Q: Tony, could you talk just a little bit about the politics of a recess appoint of Nussle, if it came to that? I mean, is there an upside to it at all?
MR. SNOW: No. No, I’m just not going to play.
Q: Tony, can you explain why the legal minds here thought that it was okay for Scott Jennings to testify today, but not — I should say, appear today — but not Karl Rove?
MR. SNOW: Yes, it’s actually a legal theory that goes back some decades. William Rehnquist first propounded it in the 1970s. Which is, when it comes to executive privilege, those who are not required to testify are those who meet on a regular basis with the President. That would include people like me. Scott Jennings was not somebody who met on a regular basis with the President. Same with Sara Taylor. As a consequence, the Department of Justice, in reviewing the laws that govern such things has come to the conclusion — this was a DOJ/Steve Bradbury opinion — the Department of Justice has come to the conclusion that, in fact, they must appear. On the other hand, when matters of executive privilege do come up, they’re not compelled to give testimony or hand over documents.
Q: Beyond the legal thinking, was there any political concern here that there was a specter of this guy being sort of a sacrificial lamb, sitting there today the way he —
MR. SNOW: No. No, what we’re doing is we’re obeying the law.
Q: Tony, two quick questions. One, yesterday Congressman Gary Ackerman, also, head of Committee on Foreign Relations, has been in South Asia, conditions in South Asia.
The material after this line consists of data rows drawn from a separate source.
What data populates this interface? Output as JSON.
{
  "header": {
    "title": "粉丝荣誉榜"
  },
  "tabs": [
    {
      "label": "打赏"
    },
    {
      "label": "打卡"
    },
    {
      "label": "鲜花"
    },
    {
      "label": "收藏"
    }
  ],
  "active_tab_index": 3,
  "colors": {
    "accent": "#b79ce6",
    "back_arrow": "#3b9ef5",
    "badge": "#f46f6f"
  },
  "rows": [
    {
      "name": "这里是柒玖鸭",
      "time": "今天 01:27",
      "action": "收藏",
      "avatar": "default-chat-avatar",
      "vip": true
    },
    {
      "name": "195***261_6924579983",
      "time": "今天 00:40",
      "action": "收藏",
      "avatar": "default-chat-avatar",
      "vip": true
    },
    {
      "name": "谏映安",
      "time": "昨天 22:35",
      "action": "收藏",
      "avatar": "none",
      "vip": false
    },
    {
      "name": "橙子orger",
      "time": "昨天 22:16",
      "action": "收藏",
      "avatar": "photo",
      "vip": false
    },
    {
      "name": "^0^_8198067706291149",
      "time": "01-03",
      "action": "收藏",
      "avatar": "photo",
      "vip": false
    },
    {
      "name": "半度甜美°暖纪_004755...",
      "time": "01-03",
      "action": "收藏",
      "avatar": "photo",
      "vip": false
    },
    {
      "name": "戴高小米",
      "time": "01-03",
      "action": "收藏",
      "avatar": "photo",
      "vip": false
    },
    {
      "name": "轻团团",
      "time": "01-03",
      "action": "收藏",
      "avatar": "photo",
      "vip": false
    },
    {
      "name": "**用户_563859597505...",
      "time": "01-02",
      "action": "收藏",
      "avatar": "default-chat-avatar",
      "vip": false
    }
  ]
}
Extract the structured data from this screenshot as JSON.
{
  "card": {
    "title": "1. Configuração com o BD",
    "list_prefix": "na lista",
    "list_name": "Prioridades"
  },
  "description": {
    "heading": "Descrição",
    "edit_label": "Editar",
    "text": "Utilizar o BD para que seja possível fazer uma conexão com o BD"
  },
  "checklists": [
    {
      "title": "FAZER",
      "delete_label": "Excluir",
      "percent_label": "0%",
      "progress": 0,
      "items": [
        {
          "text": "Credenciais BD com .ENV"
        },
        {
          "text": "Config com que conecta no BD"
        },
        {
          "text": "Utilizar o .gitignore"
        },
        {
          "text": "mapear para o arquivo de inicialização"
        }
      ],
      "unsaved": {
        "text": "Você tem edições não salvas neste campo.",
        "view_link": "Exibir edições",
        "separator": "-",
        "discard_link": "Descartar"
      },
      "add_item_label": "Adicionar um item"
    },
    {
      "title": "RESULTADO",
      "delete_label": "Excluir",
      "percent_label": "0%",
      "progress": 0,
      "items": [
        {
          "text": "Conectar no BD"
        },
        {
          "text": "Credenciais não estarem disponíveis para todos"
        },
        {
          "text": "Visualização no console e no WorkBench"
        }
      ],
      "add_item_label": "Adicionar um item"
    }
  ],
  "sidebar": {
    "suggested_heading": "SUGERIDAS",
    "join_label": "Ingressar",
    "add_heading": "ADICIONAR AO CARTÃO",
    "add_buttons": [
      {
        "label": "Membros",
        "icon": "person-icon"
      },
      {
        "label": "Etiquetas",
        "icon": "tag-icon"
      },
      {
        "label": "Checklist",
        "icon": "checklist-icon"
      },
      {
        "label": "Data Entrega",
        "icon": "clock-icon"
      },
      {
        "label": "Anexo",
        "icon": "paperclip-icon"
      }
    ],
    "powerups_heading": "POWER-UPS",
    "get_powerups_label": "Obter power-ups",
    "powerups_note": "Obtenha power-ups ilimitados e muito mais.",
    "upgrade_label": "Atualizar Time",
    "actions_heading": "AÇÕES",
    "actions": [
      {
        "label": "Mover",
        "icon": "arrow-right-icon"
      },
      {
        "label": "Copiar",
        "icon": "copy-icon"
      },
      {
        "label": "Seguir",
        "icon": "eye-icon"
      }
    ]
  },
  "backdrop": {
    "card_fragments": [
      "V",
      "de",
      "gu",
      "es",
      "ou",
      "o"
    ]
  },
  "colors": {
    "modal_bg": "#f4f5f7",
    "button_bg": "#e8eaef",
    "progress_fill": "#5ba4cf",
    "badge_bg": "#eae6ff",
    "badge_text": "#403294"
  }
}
And this weekend President Karzai from Afghanistan will meet with President (inaudible). What do you think they are going to talk about, as far as the situation in the region is concerned, because so much has been written about it?
MR. SNOW: What do you think? I mean, they’re going to talk about increasing security and economic cooperation.
Q: (Inaudible) solution, as far as problems —
MR. SNOW: Solutions —
Q: — Afghanistan and each country is concerned, al Qaeda —
MR. SNOW: Goyal, I think you understand that these are complex issues and you don’t sort of march up the driveway and say, good news, we’ve got it solved. Instead what you do is you demonstrate that you’re working together in a very determined way to address a series of very complicated issues.
There should be no mistake of our commitment to a successful democracy in Afghanistan. And there are a whole series of concerns — everything from Taliban activity to al Qaeda and Taliban incursions; matters of security, economic development, poppy fields — I mean, all of those things remain concerns. And we will continue to do what we can to support the government of Hamid Karzai.
Q: Two Presidents will have —
Q: Tony, tomorrow at all, are you prepared to talk about tomorrow? Is he going to —
MR. SNOW: Again, we’ve got nothing to announce.
Q: Can you talk about the Lebanon seizure order?
MR. SNOW: You can come up and I’ll give you that.